Robb's Cranberry-Raisin Pie Recipe - Cooking Index
1/2 cup | 118ml | Boiling water |
1/4 cup | 49g / 1.7oz | Butter |
1 cup | 93g / 3.3oz | Chopped cranberries |
1 cup | 160g / 5.6oz | Chopped raisins |
1 cup | 198g / 7oz | Sugar |
3 tablespoons | 45ml | All-purpose flour |
1 teaspoon | 5ml | Vanilla |
1 | Pastry for lattice- | |
Top pie | ||
Coarse sugar |
For filling, combine 1/2 cup boiling water and butter; stir until melted. Stir in cranberries, raisins, sugar, flour, and vanilla. Set aside.
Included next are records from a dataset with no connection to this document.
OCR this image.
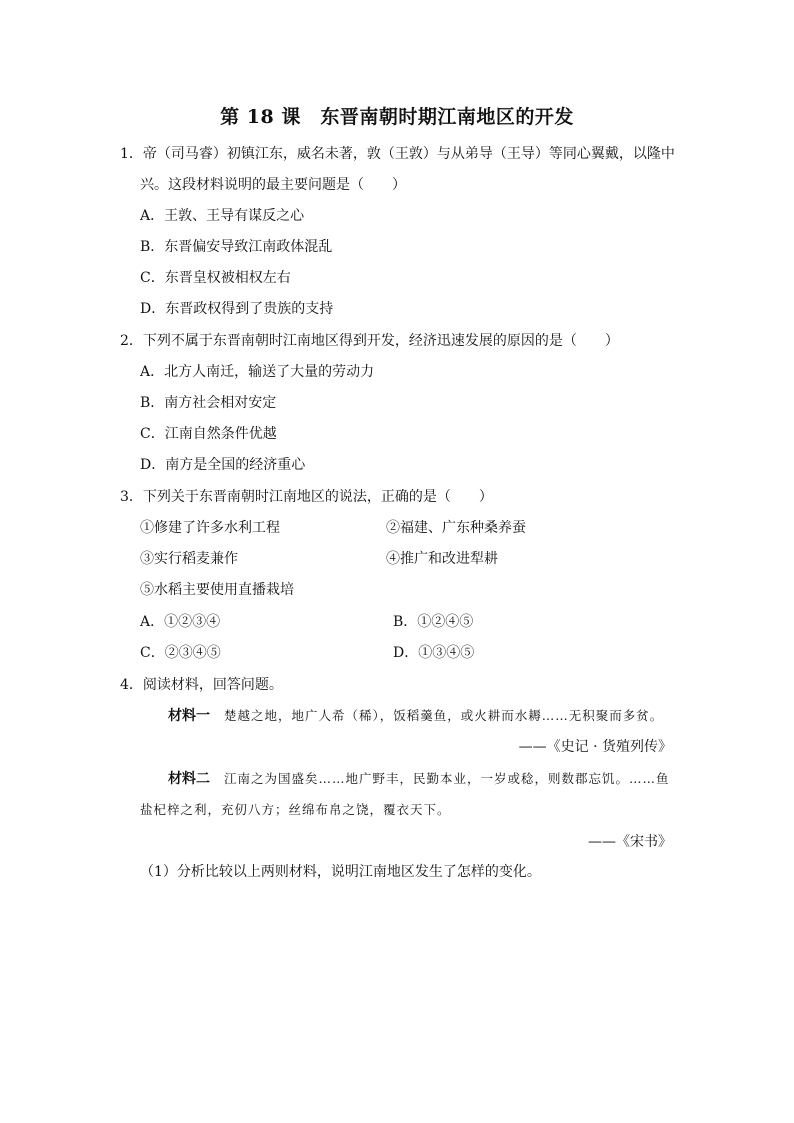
第 18 课　东晋南朝时期江南地区的开发
1．帝（司马睿）初镇江东，威名未著，敦（王敦）与从弟导（王导）等同心翼戴，以隆中
兴。这段材料说明的最主要问题是（　　）
A．王敦、王导有谋反之心
B．东晋偏安导致江南政体混乱
C．东晋皇权被相权左右
D．东晋政权得到了贵族的支持
2．下列不属于东晋南朝时江南地区得到开发，经济迅速发展的原因的是（　　）
A．北方人南迁，输送了大量的劳动力
B．南方社会相对安定
C．江南自然条件优越
D．南方是全国的经济重心
3．下列关于东晋南朝时江南地区的说法，正确的是（　　）
①修建了许多水利工程	②福建、广东种桑养蚕
③实行稻麦兼作	④推广和改进犁耕
⑤水稻主要使用直播栽培
A．①②③④	B．①②④⑤
C．②③④⑤	D．①③④⑤
4．阅读材料，回答问题。
材料一　 楚越之地，地广人希（稀），饭稻羹鱼，或火耕而水耨……无积聚而多贫。
——《史记 · 货殖列传》
材料二　 江南之为国盛矣……地广野丰，民勤本业，一岁或稔，则数郡忘饥。……鱼
盐杞梓之利，充仞八方；丝绵布帛之饶，覆衣天下。
——《宋书》
（1）分析比较以上两则材料，说明江南地区发生了怎样的变化。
On a flour surface, flatten one ball of pastry dough. Roll from center to edges, forming a 12-inch circle. Transfer to a 9-inch pie plate. Ease into plate, without stretching. Trim to 1/2 inch beyond edge. Roll remaining dough into a 10-inch circle. Cut into 1/2-inch-wide strips.
Spread filling in pastry. Weave strips across to make a lattice top.
Press ends of strips into rim of crust. Fold bottom pastry over strips; seal and flute edge. Sprinkle with coarse sugar. Cover edge with foil.
Bake in a 375F. oven for 25 minutes. Remove foil; bake for 20 to 25 minutes more or until crust is golden. Cool on a wire rack.